Janice Howard
Print

Transforming through volunteering

When Mary was diagnosed with Alzheimer’s disease, her daughter Janice quit her job and registered them both in programs offered by the Alzheimer Society of York. To show their gratitude for the outstanding service and support, the family purchased a mobility van for the Society. Janice found the experience “transforming” and looked at other ways to help through volunteering.

Why do you volunteer?

Volunteering is my therapy.

Mom has survived four separate cancers. Cancer will not kill her. Alzheimer’s will, guaranteed.

There is no surgery, no medicine that will stop the progression of Alzheimer’s in her brain. Slowly, slowly, Mom’s brain is shutting down. Eventually it will simply stop telling her body to breathe. By then she will have had the disease for 10-12 years.
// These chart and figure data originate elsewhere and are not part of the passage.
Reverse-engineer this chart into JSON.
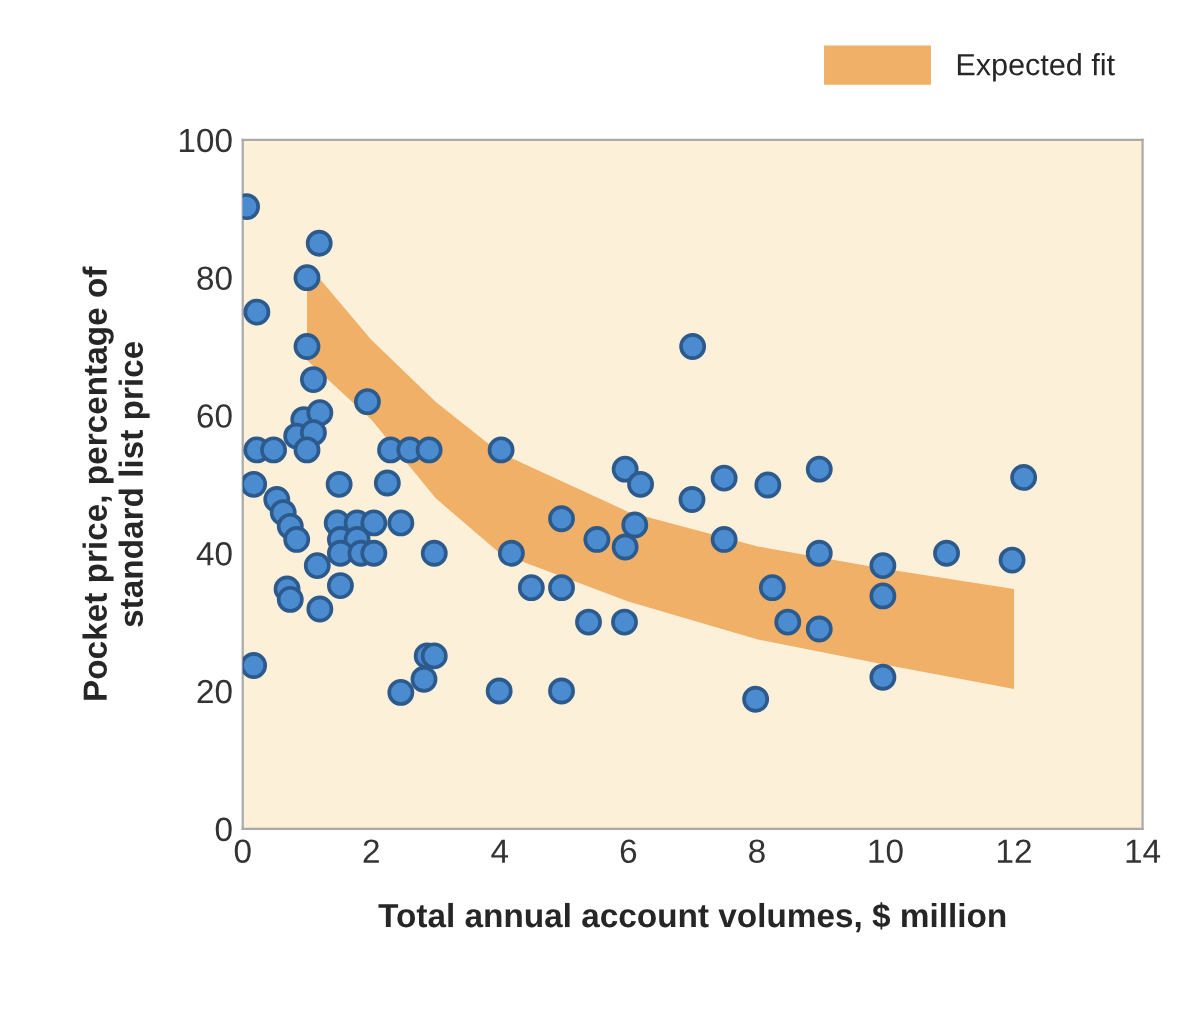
{
  "chart_data": {
    "type": "scatter",
    "xlabel": "Total annual account volumes, $ million",
    "ylabel": "Pocket price, percentage of\nstandard list price",
    "xlim": [
      0,
      14
    ],
    "ylim": [
      0,
      100
    ],
    "xticks": [
      0,
      2,
      4,
      6,
      8,
      10,
      12,
      14
    ],
    "yticks": [
      0,
      20,
      40,
      60,
      80,
      100
    ],
    "grid": false,
    "legend": "top right",
    "marker": "circle",
    "series": [
      {
        "name": "Expected fit",
        "type": "area",
        "color": "#f0b068",
        "x": [
          1,
          2,
          3,
          4,
          6,
          8,
          10,
          12
        ],
        "values": [
          null,
          null,
          null,
          null,
          null,
          null,
          null,
          null
        ],
        "lower": [
          68,
          59.4,
          48,
          40,
          33,
          27.5,
          23.8,
          20.3
        ],
        "upper": [
          82,
          71,
          62,
          54.6,
          46,
          41,
          37.7,
          34.8
        ]
      },
      {
        "color": "#4a8ccf",
        "x": [
          7.0,
          5.95,
          6.19,
          4.96,
          5.51,
          6.1,
          5.95,
          6.99,
          7.49,
          8.17,
          8.97,
          7.49,
          8.97,
          4.49,
          4.96,
          5.38,
          5.94,
          8.24,
          8.48,
          8.97,
          4.96,
          7.98,
          9.96,
          9.96,
          10.95,
          11.97,
          12.15,
          9.96,
          0.06,
          1.19,
          1.0,
          0.22,
          1.0,
          1.1,
          1.94,
          0.95,
          1.2,
          0.84,
          1.1,
          0.22,
          0.48,
          1.0,
          2.3,
          2.6,
          2.9,
          4.02,
          0.17,
          2.25,
          1.5,
          0.53,
          0.63,
          0.74,
          0.84,
          1.47,
          1.78,
          2.04,
          2.46,
          1.52,
          1.78,
          1.52,
          1.84,
          2.04,
          2.98,
          4.18,
          1.16,
          0.69,
          0.74,
          1.2,
          1.52,
          0.17,
          2.87,
          2.98,
          2.82,
          2.46,
          3.99
        ],
        "values": [
          70,
          52.2,
          50,
          45,
          42,
          44.1,
          40.9,
          47.8,
          50.9,
          49.9,
          52.2,
          42,
          40,
          35,
          35,
          30,
          30,
          35,
          30,
          29,
          20,
          18.8,
          38.2,
          33.8,
          40,
          39,
          51,
          22,
          90.3,
          85,
          80,
          75,
          70,
          65.2,
          62,
          59.4,
          60.4,
          57,
          57.5,
          55,
          55,
          55,
          55,
          55,
          55,
          55,
          50,
          50.2,
          50,
          47.8,
          45.9,
          43.9,
          42,
          44.4,
          44.4,
          44.4,
          44.4,
          42,
          42,
          40,
          40,
          40,
          40,
          40,
          38.2,
          34.8,
          33.3,
          31.9,
          35.3,
          23.7,
          25.1,
          25.1,
          21.7,
          19.8,
          20
        ]
      }
    ]
  }
}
All I can do is watch, and apply bandages to quiet the storm that rages in her head. Through my volunteering, perhaps I can make a difference in the lives of people who follow in Mom’s footsteps.

Why volunteer for the Alzheimer Society of York Region?

After my mother’s diagnosis, we registered for the counselling services at AS York Region and eventually the Thornhill D.A.Y. Centre. The positive relationships I enjoy with our social worker and the D.A.Y. Centre and fundraising staff influenced my decision to volunteer with AS York.

What do you do for AS York?

As an experienced public speaker, I speak to groups about the value of donating to the Alzheimer Society and the finances related to caring for a family member with Alzheimer’s. I have done media interviews and spoken to post-graduate students about the caregiver role.

I also host an annual fundraising lunch to benefit AS York Region and write personal testimonials for annual and major gift appeals.

Through your volunteering, what have you learned about Alzheimer’s that is new or surprising to you?

I am shocked at the rising incidence of Alzheimer’s and other dementias, yet public awareness is low and we need funding to find a cure. Nearly everyone in my circle has a family member who is affected.

Why should people volunteer with the Alzheimer Society?

Volunteers bring important skills that can help staff. They extend the Society’s influence into the community for fundraising, research and public awareness. As advisors on the Board of Directors, they can help the Society plan for future needs.

What tips do you have for volunteers?

Most Societies need caring and compassionate volunteers who can augment and support the important work of staff. The best thing you can say to AS staff is “How can I help?”